Cemex Lyons volunteers to plant 600 trees at Cal-Wood Education Center

Sep. 8—As restoration and mitigation efforts continue in the wake of the 2020 Calwood Fire, the Cal-Wood Education Center is receiving a helping hand from the Cemex cement plant in Lyons.

On Sunday, around 50 Cemex employees and their family members will visit the education center near Jamestown to plant roughly 600 trees. The Colorado blue spruces, ponderosa pines, chokecherries and more will play a role in strengthening the half of the property that was impacted by the fire.

"We want to restore the forest so that it's more manageable and so that, in 100 years, a single fire won't kill every tree," said Raphael Salgado, Cal-Wood Education Center executive director.

Cemex has been supporting Cal-Wood's recovery efforts since 2021. Sunday's planting event marks the largest one held at the facility so far, with about half of Cemex Lyons' total employees getting involved.

"We would typically do projects with 10 folks from Cemex, and we'd maybe do 50 trees," said Michael Clausen, Cemex USA corporate social responsibility specialist, of previous Cal-Wood collaborations. "But we had the opportunity this year to be more ambitious."

The Cal-Wood Education Center provides mountain-based environmental education programs and retreats for youths and adults. Jeff Hohensee, Cal-Wood's director of development and communications, said Sunday's event gives participants an opportunity to bond with the land.

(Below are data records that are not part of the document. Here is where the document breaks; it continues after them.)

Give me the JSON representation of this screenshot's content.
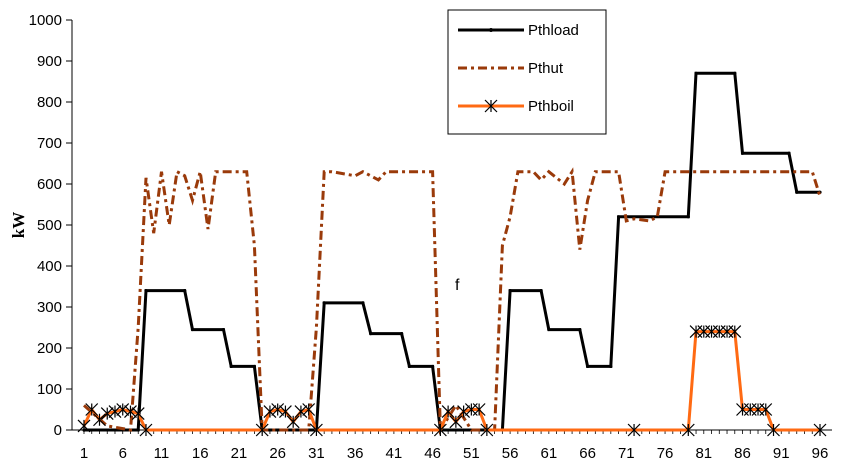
{
  "chart_data": {
    "type": "line",
    "title": "",
    "xlabel": "",
    "ylabel": "kW",
    "ylim": [
      0,
      1000
    ],
    "xlim": [
      1,
      96
    ],
    "yticks": [
      0,
      100,
      200,
      300,
      400,
      500,
      600,
      700,
      800,
      900,
      1000
    ],
    "xticks": [
      1,
      6,
      11,
      16,
      21,
      26,
      31,
      36,
      41,
      46,
      51,
      56,
      61,
      66,
      71,
      76,
      81,
      86,
      91,
      96
    ],
    "grid": false,
    "legend_position": "top-right",
    "annotation": "f",
    "series": [
      {
        "name": "Pthload",
        "color": "#000000",
        "style": "solid",
        "points": [
          [
            1,
            0
          ],
          [
            8,
            0
          ],
          [
            9,
            340
          ],
          [
            14,
            340
          ],
          [
            15,
            245
          ],
          [
            19,
            245
          ],
          [
            20,
            155
          ],
          [
            23,
            155
          ],
          [
            24,
            0
          ],
          [
            31,
            0
          ],
          [
            32,
            310
          ],
          [
            37,
            310
          ],
          [
            38,
            235
          ],
          [
            42,
            235
          ],
          [
            43,
            155
          ],
          [
            46,
            155
          ],
          [
            47,
            0
          ],
          [
            55,
            0
          ],
          [
            56,
            340
          ],
          [
            60,
            340
          ],
          [
            61,
            245
          ],
          [
            65,
            245
          ],
          [
            66,
            155
          ],
          [
            69,
            155
          ],
          [
            70,
            520
          ],
          [
            79,
            520
          ],
          [
            80,
            870
          ],
          [
            85,
            870
          ],
          [
            86,
            675
          ],
          [
            92,
            675
          ],
          [
            93,
            580
          ],
          [
            96,
            580
          ]
        ]
      },
      {
        "name": "Pthut",
        "color": "#9a3a0a",
        "style": "dashdot",
        "points": [
          [
            1,
            60
          ],
          [
            4,
            10
          ],
          [
            7,
            0
          ],
          [
            8,
            250
          ],
          [
            9,
            615
          ],
          [
            10,
            480
          ],
          [
            11,
            630
          ],
          [
            12,
            500
          ],
          [
            13,
            630
          ],
          [
            14,
            620
          ],
          [
            15,
            560
          ],
          [
            16,
            630
          ],
          [
            17,
            490
          ],
          [
            18,
            630
          ],
          [
            20,
            630
          ],
          [
            22,
            630
          ],
          [
            23,
            450
          ],
          [
            24,
            0
          ],
          [
            26,
            0
          ],
          [
            29,
            0
          ],
          [
            30,
            0
          ],
          [
            31,
            250
          ],
          [
            32,
            630
          ],
          [
            33,
            630
          ],
          [
            36,
            620
          ],
          [
            37,
            630
          ],
          [
            39,
            610
          ],
          [
            40,
            630
          ],
          [
            46,
            630
          ],
          [
            47,
            0
          ],
          [
            49,
            60
          ],
          [
            51,
            0
          ],
          [
            54,
            0
          ],
          [
            55,
            450
          ],
          [
            56,
            520
          ],
          [
            57,
            630
          ],
          [
            59,
            630
          ],
          [
            60,
            610
          ],
          [
            61,
            630
          ],
          [
            63,
            600
          ],
          [
            64,
            630
          ],
          [
            65,
            440
          ],
          [
            66,
            560
          ],
          [
            67,
            630
          ],
          [
            70,
            630
          ],
          [
            71,
            510
          ],
          [
            72,
            515
          ],
          [
            74,
            510
          ],
          [
            75,
            520
          ],
          [
            76,
            630
          ],
          [
            85,
            630
          ],
          [
            95,
            630
          ],
          [
            96,
            570
          ]
        ]
      },
      {
        "name": "Pthboil",
        "color": "#ff6a13",
        "style": "solid-star",
        "points": [
          [
            1,
            10
          ],
          [
            2,
            50
          ],
          [
            3,
            25
          ],
          [
            4,
            40
          ],
          [
            5,
            45
          ],
          [
            6,
            50
          ],
          [
            7,
            45
          ],
          [
            8,
            40
          ],
          [
            9,
            0
          ],
          [
            24,
            0
          ],
          [
            25,
            45
          ],
          [
            26,
            50
          ],
          [
            27,
            45
          ],
          [
            28,
            20
          ],
          [
            29,
            45
          ],
          [
            30,
            50
          ],
          [
            31,
            0
          ],
          [
            47,
            0
          ],
          [
            48,
            45
          ],
          [
            49,
            20
          ],
          [
            50,
            45
          ],
          [
            51,
            50
          ],
          [
            52,
            50
          ],
          [
            53,
            0
          ],
          [
            72,
            0
          ],
          [
            79,
            0
          ],
          [
            80,
            240
          ],
          [
            81,
            240
          ],
          [
            82,
            240
          ],
          [
            83,
            240
          ],
          [
            84,
            240
          ],
          [
            85,
            240
          ],
          [
            86,
            50
          ],
          [
            87,
            50
          ],
          [
            88,
            50
          ],
          [
            89,
            50
          ],
          [
            90,
            0
          ],
          [
            96,
            0
          ]
        ]
      }
    ]
  }
}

"When someone plants a tree, they have a relationship with that tree for the rest of their life," Hohensee said. "And that's really what Cal-Wood's work is all about, to plant hope ... and work together as a community."

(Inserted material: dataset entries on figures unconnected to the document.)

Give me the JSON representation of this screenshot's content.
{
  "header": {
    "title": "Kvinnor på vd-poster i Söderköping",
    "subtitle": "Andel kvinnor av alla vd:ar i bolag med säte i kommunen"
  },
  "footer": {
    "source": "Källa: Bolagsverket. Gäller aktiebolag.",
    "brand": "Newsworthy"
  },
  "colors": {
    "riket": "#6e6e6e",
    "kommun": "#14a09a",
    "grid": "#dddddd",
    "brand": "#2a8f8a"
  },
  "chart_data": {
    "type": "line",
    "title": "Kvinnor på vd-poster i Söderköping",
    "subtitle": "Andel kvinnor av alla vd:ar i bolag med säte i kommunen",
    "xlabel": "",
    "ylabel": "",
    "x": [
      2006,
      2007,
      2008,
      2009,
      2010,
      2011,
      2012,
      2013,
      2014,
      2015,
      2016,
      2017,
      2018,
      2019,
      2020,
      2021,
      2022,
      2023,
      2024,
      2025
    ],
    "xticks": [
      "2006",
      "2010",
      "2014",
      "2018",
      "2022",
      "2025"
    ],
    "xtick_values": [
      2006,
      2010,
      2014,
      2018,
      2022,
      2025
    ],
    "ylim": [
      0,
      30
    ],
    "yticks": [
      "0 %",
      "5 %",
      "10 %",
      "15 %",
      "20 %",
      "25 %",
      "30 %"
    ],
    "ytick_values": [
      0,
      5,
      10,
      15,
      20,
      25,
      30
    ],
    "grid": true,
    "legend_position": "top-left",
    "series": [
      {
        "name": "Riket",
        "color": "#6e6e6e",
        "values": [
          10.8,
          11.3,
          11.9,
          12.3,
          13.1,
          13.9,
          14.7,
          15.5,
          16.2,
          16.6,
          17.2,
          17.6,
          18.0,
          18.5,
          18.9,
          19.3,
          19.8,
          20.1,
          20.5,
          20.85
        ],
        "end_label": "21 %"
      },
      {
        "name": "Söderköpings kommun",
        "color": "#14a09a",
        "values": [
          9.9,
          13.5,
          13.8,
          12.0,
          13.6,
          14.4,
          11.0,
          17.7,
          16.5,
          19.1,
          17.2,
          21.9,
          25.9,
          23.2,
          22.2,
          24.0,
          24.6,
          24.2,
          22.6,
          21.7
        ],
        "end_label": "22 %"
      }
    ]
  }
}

Salgado said Cemex was one of the first community partners to reach out to Cal-Wood after the fire and ask how they could help. In addition to the volunteer tree planting events, Cemex donates coyote willows that grow at the Lyons plant to the education center to Cal-Wood. The willows help control erosion, which was Cal-Wood's primary goal in the immediate aftermath of the fire.

"After all these years of serving the community, we learned that the community really appreciates what we do," Salgado said. "It just feels so good to get this help."

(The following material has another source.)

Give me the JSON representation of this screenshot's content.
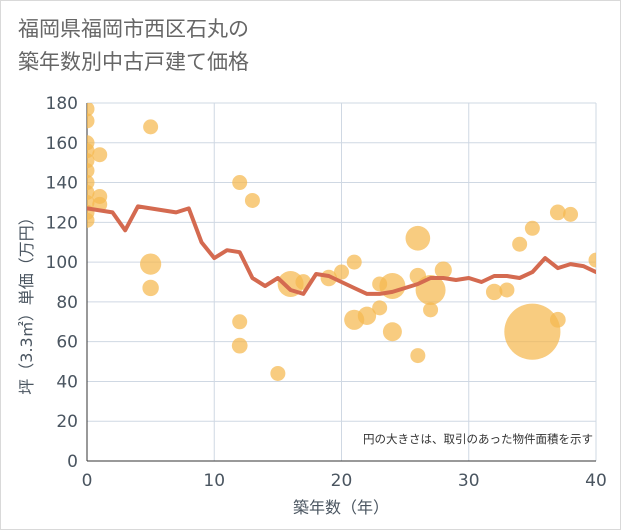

Cemex Lyons also has an "environmental education area" on site for local students to visit and learn about a wide variety of trees, shrubs and pollinator flowers.

"That education piece is very important for us, so there's a natural connection with what Cal-Wood is doing," Clausen said.

Erik Estrada, Cemex Lyons' plant manager, said Cemex will continue to support Cal-Wood in the years going forward.

"We believe that this kind of project, this kind of volunteer participation, is important because this is our house, and this is our home," Estrada said. "This is why we are sitting right here at the entrance of the Rockies. We're going to take advantage of that."